パソコンメーカーを例にします。従来は見込生産方式でした。メーカーは需要予測を行い、製品を生産して量販店などの小売店に納入し、小売店は顧客が来るのを待つという方式です。しかし、パソコンは新製品が頻発するし、顧客のニーズも多様なため、精度のよい需要予測を行うことは困難です。需要予測が過大だと不良在庫が生じます。パソコンの利益率は低いため、不良在庫は経営を圧迫します。逆に、過小な予測をすると、売れる機会を逃がしてしまいます。
 現在では、インターネットによる販売が多くなってきました。これは、受注してから生産にかかるので、受注生産方式といいます。この方式では、過剰生産や過少生産の危険が少なくなります。また、直販方式になるため、流通経路でのマージンがかからず、販売価格を安くすることができます。

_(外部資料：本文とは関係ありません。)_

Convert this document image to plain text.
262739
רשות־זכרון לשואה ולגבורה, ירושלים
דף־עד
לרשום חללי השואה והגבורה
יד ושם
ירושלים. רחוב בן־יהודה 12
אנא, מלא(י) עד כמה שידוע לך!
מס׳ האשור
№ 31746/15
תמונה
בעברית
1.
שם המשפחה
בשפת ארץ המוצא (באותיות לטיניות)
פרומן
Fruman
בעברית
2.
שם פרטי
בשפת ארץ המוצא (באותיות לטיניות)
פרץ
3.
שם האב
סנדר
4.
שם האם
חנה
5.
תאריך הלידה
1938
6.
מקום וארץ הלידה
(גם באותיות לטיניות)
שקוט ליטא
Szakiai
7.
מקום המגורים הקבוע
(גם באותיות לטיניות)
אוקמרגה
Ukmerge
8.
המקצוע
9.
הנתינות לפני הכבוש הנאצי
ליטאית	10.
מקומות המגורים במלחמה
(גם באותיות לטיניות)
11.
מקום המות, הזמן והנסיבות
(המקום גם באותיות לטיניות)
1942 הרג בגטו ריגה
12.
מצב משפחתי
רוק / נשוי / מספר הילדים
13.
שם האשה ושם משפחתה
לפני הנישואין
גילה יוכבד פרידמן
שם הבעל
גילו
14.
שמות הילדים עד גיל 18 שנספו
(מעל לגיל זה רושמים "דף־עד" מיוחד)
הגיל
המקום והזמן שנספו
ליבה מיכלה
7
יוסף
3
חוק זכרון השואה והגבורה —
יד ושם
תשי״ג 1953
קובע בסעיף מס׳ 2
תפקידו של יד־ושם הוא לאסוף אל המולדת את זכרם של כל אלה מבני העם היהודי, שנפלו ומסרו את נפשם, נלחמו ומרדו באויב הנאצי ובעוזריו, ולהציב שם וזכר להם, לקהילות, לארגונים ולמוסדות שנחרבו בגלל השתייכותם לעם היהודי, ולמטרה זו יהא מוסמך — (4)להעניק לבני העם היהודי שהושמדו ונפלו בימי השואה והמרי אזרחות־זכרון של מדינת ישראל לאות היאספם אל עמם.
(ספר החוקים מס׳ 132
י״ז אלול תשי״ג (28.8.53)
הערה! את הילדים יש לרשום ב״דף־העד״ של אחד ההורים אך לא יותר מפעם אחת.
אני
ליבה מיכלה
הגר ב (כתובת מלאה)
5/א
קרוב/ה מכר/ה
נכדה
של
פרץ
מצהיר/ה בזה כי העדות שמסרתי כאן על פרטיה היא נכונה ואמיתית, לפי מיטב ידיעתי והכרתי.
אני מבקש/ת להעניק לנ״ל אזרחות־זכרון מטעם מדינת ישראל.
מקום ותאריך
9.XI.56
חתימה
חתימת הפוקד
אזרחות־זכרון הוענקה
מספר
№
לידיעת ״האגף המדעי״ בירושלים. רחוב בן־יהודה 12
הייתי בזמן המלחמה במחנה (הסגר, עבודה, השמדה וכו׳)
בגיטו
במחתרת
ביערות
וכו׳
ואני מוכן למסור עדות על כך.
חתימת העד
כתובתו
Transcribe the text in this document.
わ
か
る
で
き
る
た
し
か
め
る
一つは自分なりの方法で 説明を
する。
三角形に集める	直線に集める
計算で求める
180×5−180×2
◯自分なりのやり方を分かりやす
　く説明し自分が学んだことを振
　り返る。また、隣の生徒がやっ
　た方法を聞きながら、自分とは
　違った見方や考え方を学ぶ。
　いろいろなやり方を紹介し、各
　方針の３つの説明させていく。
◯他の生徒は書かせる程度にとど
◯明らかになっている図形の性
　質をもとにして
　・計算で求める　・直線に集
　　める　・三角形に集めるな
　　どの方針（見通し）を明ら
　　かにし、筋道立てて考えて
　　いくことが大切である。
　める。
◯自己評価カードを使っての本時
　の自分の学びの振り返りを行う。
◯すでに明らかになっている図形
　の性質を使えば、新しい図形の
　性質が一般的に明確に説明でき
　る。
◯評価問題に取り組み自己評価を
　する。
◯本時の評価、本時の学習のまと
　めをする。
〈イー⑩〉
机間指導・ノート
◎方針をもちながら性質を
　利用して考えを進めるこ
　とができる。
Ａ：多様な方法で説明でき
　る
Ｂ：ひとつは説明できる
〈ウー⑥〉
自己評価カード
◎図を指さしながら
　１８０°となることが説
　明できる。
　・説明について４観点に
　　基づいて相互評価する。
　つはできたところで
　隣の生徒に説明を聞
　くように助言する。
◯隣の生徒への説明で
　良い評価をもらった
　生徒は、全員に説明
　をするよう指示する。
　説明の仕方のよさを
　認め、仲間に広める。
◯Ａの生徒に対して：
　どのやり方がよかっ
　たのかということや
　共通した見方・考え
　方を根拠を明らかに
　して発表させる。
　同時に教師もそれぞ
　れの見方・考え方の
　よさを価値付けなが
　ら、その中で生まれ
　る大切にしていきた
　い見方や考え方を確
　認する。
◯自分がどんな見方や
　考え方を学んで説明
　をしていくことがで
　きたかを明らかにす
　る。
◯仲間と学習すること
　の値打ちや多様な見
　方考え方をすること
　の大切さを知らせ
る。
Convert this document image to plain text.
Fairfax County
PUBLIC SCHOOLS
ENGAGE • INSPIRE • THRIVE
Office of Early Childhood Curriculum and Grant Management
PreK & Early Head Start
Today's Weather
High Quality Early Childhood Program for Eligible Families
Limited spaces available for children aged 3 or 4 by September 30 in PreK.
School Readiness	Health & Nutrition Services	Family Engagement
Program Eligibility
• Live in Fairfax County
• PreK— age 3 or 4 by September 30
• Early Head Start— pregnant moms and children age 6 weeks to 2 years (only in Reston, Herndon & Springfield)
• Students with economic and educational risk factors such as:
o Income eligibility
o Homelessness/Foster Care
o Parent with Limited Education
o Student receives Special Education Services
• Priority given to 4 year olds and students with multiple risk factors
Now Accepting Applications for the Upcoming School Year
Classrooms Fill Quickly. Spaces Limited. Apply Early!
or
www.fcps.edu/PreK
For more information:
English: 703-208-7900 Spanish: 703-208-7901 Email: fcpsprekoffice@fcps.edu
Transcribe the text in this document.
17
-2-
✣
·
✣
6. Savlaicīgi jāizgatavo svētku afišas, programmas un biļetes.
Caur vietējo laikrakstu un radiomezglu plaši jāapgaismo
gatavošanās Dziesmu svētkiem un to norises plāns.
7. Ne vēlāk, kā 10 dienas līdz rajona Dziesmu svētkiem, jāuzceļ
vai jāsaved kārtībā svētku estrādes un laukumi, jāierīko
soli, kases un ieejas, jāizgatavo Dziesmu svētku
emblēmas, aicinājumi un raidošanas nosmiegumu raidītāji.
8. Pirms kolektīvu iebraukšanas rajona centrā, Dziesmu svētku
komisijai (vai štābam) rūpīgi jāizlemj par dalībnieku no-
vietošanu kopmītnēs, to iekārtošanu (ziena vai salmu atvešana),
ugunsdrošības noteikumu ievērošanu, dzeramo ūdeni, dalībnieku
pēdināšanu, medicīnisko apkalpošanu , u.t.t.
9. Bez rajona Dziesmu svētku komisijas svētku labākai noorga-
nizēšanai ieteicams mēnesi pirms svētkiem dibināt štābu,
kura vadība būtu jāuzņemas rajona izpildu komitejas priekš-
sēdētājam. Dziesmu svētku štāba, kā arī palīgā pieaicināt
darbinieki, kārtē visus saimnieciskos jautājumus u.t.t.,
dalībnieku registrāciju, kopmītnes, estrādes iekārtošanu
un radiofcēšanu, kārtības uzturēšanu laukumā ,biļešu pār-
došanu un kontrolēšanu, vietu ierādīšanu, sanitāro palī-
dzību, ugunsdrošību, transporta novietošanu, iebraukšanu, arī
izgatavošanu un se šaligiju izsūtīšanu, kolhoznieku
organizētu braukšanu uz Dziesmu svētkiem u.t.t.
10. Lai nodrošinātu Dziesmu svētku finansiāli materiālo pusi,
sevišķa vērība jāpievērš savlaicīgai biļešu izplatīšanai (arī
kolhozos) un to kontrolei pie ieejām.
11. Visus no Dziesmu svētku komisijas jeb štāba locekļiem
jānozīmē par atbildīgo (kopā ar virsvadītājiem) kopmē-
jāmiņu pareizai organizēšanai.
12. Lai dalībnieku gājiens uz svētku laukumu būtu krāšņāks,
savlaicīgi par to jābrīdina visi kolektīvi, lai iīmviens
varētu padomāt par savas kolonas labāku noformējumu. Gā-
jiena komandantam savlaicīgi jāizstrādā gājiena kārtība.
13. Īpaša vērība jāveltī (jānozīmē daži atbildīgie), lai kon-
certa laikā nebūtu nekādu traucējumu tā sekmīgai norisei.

 しかし、この方式では受注してから納入するまでの期間がかかります。納期が長いとその間に新機種がでることもあり、顧客満足を得られません。それを回避するために部品や生産設備を多く持っていたのでは、その費用が増大します。
 それを回避するのがSCMです。パソコンメーカーだけでなく、多くの製造業がSCMに取り組んでいます。